Noriaki Katakura, Division President, Storage Products Division, Toshiba Electronics Components Taiwan Corporation

How Can Organizations Balance AI Deployment With Energy Efficiency?

Companies deploying AI infrastructure face a critical challenge: maximizing the benefits of artificial intelligence while managing energy consumption. Organizations are taking several practical steps to address this tension:

• Assess Environmental Impact Before Deployment: Organizations should carefully weigh the added value of AI against its environmental impact, understanding the full energy cost of their AI initiatives before committing resources.
• Transition to Energy-Efficient Storage: Moving to all-flash storage systems and implementing more efficient cooling infrastructure can significantly reduce power consumption without sacrificing performance.
• Optimize Data Movement Between Components: Technologies like NVMeBoost create optimized data pipelines that accelerate storage-to-GPU transfers while improving inter-GPU communication, reducing wasted energy in data movement.
• Integrate Renewable Energy Sources: Data centers can incorporate renewable energy and work with local utilities to ensure sustainable power supplies for AI workloads.

Japan's government recognizes the stakes. The country is allocating more than 1 trillion yen for high-end chip and AI-related ventures this fiscal year as part of a broader strategy to reinforce domestic technology ecosystems and reduce dependence on foreign cloud providers. This investment reflects Japan's view that AI infrastructure is now central to national competitiveness and economic security.

Sakura Internet's expansion strategy illustrates how local cloud providers are positioning themselves as alternatives to global hyperscalers like Microsoft, Amazon, and Google by emphasizing data sovereignty, local infrastructure, and specialized AI capabilities. The company is building GPU-enabled infrastructure in locations like the Ishikari data center park in Hokkaido, where cooler climates reduce cooling costs. Japan's interest in building sovereign AI infrastructure also reflects growing concerns about geopolitical and economic risks tied to relying on foreign cloud providers.
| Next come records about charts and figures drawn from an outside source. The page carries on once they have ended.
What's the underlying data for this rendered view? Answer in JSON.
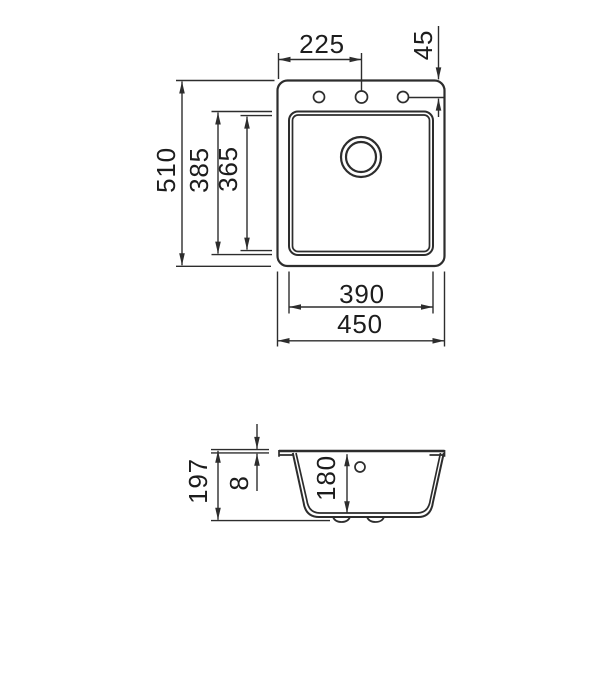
{
  "drawing": {
    "line_color": "#2d2d2d",
    "background_color": "#ffffff",
    "top_view": {
      "dim_faucet_offset": "225",
      "dim_hole_inset": "45",
      "dim_overall_length": "510",
      "dim_bowl_outer_length": "385",
      "dim_bowl_inner_length": "365",
      "dim_bowl_width": "390",
      "dim_overall_width": "450"
    },
    "section_view": {
      "dim_overall_height": "197",
      "dim_rim_height": "8",
      "dim_bowl_depth": "180"
    }
  }
}
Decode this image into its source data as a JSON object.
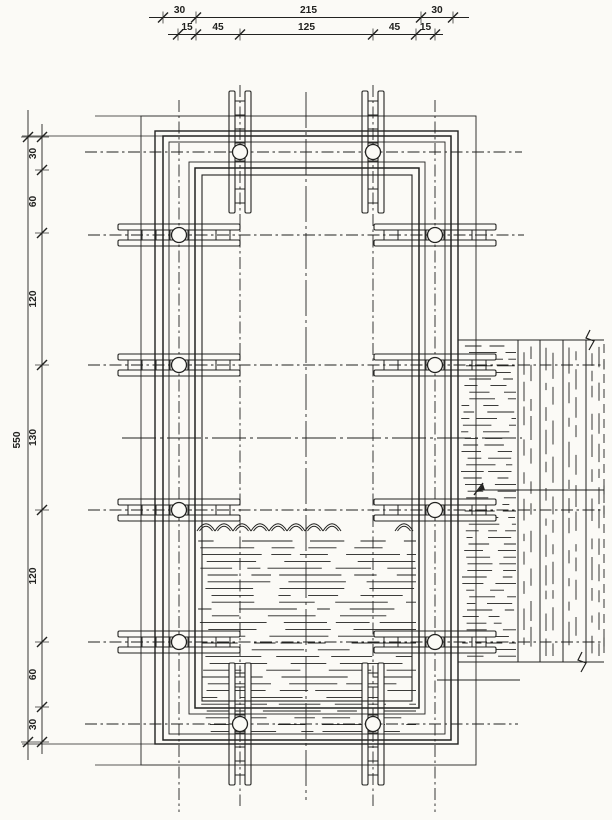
{
  "drawing": {
    "name": "formwork-clamp-plan",
    "background": "#fbfaf6",
    "line_color": "#222220",
    "dims": {
      "top_outer": [
        "30",
        "215",
        "30"
      ],
      "top_inner": [
        "15",
        "45",
        "125",
        "45",
        "15"
      ],
      "left_total": "550",
      "left_chain": [
        "30",
        "60",
        "120",
        "130",
        "120",
        "60",
        "30"
      ]
    }
  }
}
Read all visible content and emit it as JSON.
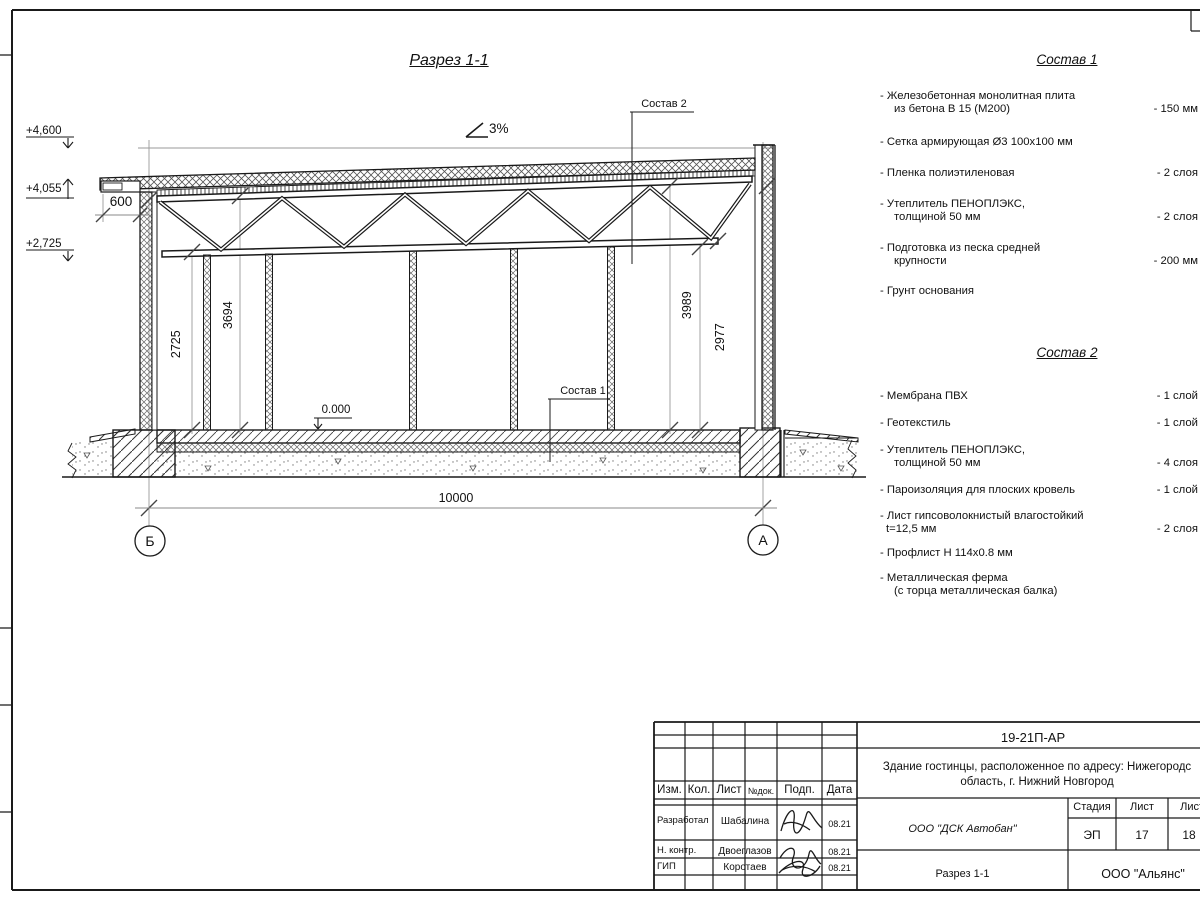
{
  "drawing": {
    "title": "Разрез 1-1",
    "slope_label": "3%",
    "elevations": {
      "top": "+4,600",
      "eaves": "+4,055",
      "chord": "+2,725"
    },
    "overhang_dim": "600",
    "dims": {
      "left_chord": "2725",
      "left_top": "3694",
      "right_top": "3989",
      "right_chord": "2977",
      "span": "10000"
    },
    "level_mark": "0.000",
    "callout_1": "Состав 1",
    "callout_2": "Состав 2",
    "axis_left": "Б",
    "axis_right": "А"
  },
  "sostav1": {
    "title": "Состав 1",
    "items": [
      {
        "line1": "- Железобетонная  монолитная плита",
        "line2": "из бетона В 15 (М200)",
        "value": "- 150 мм"
      },
      {
        "line1": "- Сетка армирующая Ø3 100х100 мм",
        "line2": "",
        "value": ""
      },
      {
        "line1": "- Пленка полиэтиленовая",
        "line2": "",
        "value": "- 2 слоя"
      },
      {
        "line1": "- Утеплитель ПЕНОПЛЭКС,",
        "line2": "толщиной 50 мм",
        "value": "- 2 слоя"
      },
      {
        "line1": "- Подготовка из песка средней",
        "line2": "крупности",
        "value": "- 200 мм"
      },
      {
        "line1": "- Грунт основания",
        "line2": "",
        "value": ""
      }
    ]
  },
  "sostav2": {
    "title": "Состав 2",
    "items": [
      {
        "line1": "- Мембрана ПВХ",
        "line2": "",
        "value": "- 1 слой"
      },
      {
        "line1": "- Геотекстиль",
        "line2": "",
        "value": "- 1 слой"
      },
      {
        "line1": "- Утеплитель ПЕНОПЛЭКС,",
        "line2": "толщиной 50 мм",
        "value": "- 4 слоя"
      },
      {
        "line1": "- Пароизоляция для плоских кровель",
        "line2": "",
        "value": "- 1 слой"
      },
      {
        "line1": "- Лист гипсоволокнистый влагостойкий",
        "line2": "t=12,5 мм",
        "value": "- 2 слоя"
      },
      {
        "line1": "- Профлист Н 114х0.8 мм",
        "line2": "",
        "value": ""
      },
      {
        "line1": "- Металлическая ферма",
        "line2": "(с торца металлическая балка)",
        "value": ""
      }
    ]
  },
  "title_block": {
    "doc_code": "19-21П-АР",
    "project_line1": "Здание гостинцы, расположенное по адресу: Нижегородс",
    "project_line2": "область, г. Нижний Новгород",
    "col_izm": "Изм.",
    "col_kol": "Кол.",
    "col_list": "Лист",
    "col_ndoc": "№док.",
    "col_podp": "Подп.",
    "col_data": "Дата",
    "row1_role": "Разработал",
    "row1_name": "Шабалина",
    "row1_date": "08.21",
    "row2_role": "Н. контр.",
    "row2_name": "Двоеглазов",
    "row2_date": "08.21",
    "row3_role": "ГИП",
    "row3_name": "Коротаев",
    "row3_date": "08.21",
    "organization": "ООО \"ДСК Автобан\"",
    "stage_label": "Стадия",
    "sheet_label": "Лист",
    "sheets_label": "Листов",
    "stage": "ЭП",
    "sheet": "17",
    "sheets": "18",
    "drawing_name": "Разрез 1-1",
    "company": "ООО \"Альянс\""
  },
  "colors": {
    "line": "#1a1a1a",
    "thin": "#909090",
    "hatch": "#555555"
  }
}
However, the energy challenge remains formidable. As AI adoption accelerates across finance, healthcare, manufacturing, and government services, the demand for computing power will continue to outpace improvements in efficiency. Industry experts predict that future growth of AI will necessitate considerable upgrades to power generation, maintenance of grid stability, and incorporation of renewable energy sources. Without coordinated action across storage, data center, and semiconductor industries, Japan's AI ambitions could be constrained by power availability.

The situation underscores a broader tension in the AI era: the technology that promises to solve complex problems and drive economic growth also demands enormous amounts of energy. Japan's approach, combining aggressive infrastructure investment with a focus on energy efficiency and renewable power, offers a model for how nations can pursue AI leadership while managing environmental and energy security concerns.